Michelle Rhee is a controversial figure. The former District of Columbia superintendent is now trying to spread her take-no-prisoners-more-standardized-tests-and-bust-the-unions education reform plans across the nation.
This lead to an interesting question. The Los Angeles Times recently asked Rhee where her own two children went to school. Did they attend public or private schools? Rhee’s still having trouble answering this one. According to The Times:
The… Times asked her spokeswoman a simple question: Do Rhee’s children attend public or private school? The response from [Rhee spokeswoman] Erin Shaw seemed clear. “She is a public school parent,” Shaw told the paper in an email.
And so the Times, quite understandably, reported that her daughters, who live in Tennessee with their father, Education Commissioner Kevin Huffman, both attended public schools. The children famously attended a public elementary school when they lived in Washington, DC, but now it appears they don’t. Or at least one of them doesn’t. After the American Federation of Teachers challenged the accuracy of the Times reporting, the paper asked again:
Shaw declined to answer the question directly. Instead, after multiple emails and phone calls from Times reporters, she issued a statement apologizing for “misleading” the newspaper with her initial response.
“It was not our intention to be misleading. It is our policy not to discuss where Michelle’s children attend school out of respect for their privacy,” the statement says. “While it is true Michelle is a public school parent, we understand how that statement was misleading, and we apologize to the Los Angeles Times.”

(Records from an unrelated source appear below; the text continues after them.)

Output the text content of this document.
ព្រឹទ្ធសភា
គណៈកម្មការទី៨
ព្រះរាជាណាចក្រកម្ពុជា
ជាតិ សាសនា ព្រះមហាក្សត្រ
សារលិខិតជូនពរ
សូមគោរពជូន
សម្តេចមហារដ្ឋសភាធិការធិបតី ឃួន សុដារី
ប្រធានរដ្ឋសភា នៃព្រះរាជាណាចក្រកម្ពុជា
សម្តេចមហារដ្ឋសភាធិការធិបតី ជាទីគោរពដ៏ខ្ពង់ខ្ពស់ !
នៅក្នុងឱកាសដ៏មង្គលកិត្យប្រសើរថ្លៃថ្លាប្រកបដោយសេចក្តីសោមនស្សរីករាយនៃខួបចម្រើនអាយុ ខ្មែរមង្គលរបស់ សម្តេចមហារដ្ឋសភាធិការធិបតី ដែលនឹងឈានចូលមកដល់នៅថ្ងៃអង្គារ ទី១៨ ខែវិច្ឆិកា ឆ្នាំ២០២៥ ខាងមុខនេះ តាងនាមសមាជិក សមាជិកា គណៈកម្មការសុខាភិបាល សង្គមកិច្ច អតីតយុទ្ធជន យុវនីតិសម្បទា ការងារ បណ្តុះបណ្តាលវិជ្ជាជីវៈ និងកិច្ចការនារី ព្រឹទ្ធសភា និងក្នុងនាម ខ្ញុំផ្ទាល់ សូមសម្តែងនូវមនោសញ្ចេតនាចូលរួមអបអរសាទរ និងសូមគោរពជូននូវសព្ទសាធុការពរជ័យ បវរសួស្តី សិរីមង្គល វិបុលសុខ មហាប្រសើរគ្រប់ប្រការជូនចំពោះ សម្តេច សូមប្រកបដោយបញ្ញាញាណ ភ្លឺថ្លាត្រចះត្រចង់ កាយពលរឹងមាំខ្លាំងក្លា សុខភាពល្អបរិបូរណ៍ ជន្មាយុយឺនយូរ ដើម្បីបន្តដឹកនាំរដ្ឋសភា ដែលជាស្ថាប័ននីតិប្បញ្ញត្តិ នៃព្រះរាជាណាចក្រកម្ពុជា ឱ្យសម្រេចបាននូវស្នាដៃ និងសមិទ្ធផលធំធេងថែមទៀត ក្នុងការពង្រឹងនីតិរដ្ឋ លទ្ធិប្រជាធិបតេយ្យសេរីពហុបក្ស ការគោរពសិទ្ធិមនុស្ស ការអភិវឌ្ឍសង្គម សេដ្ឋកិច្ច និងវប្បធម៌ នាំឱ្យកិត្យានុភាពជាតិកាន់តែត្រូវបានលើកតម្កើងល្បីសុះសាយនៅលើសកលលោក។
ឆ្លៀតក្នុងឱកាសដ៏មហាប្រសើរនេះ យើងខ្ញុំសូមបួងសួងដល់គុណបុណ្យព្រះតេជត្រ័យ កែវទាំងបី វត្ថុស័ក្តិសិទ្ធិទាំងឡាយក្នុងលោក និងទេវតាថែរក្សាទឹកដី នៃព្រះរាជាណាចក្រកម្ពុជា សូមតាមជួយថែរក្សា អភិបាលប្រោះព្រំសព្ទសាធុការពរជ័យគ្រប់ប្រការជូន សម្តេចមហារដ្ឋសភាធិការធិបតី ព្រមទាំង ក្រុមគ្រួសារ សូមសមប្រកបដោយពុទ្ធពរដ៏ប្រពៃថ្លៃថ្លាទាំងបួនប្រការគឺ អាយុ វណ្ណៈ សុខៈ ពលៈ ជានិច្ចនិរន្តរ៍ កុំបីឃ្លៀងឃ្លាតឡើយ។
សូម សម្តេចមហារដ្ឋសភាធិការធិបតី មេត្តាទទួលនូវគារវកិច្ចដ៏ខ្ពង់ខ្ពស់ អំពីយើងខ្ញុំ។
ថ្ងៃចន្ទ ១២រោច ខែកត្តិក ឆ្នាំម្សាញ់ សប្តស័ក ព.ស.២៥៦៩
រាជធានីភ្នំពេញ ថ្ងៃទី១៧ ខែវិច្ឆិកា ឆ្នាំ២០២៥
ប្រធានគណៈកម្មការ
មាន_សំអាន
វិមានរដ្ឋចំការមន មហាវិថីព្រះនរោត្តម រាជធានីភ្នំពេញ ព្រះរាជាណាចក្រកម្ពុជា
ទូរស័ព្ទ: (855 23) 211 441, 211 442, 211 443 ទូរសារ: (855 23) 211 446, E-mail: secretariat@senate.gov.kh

Asked whether those remarks indicate that at least one of Rhee’s children attends private school, Shaw again declined to answer.
Oh my God. Stop it. We can look this stuff up.
Rhee’s older daughter goes to Harpeth Hall, Nashville’s fanciest girls school.
Listen, I went to private school. So did Rhee. It’s not a bad thing. It’s not something to cover up. People often send their own children to private schools; that doesn’t mean they’re not committed to public education.
If you send your child to private school, fine, but own it. Why is this so uncomfortable to admit? There’s a reason you decided a private school was best for your child and there’s nothing wrong with it. But be comfortable enough with your life choices to explain why you made that decision. Saying “I am a public school parent” when you’re also a private school parent is misleading, and deliberately so.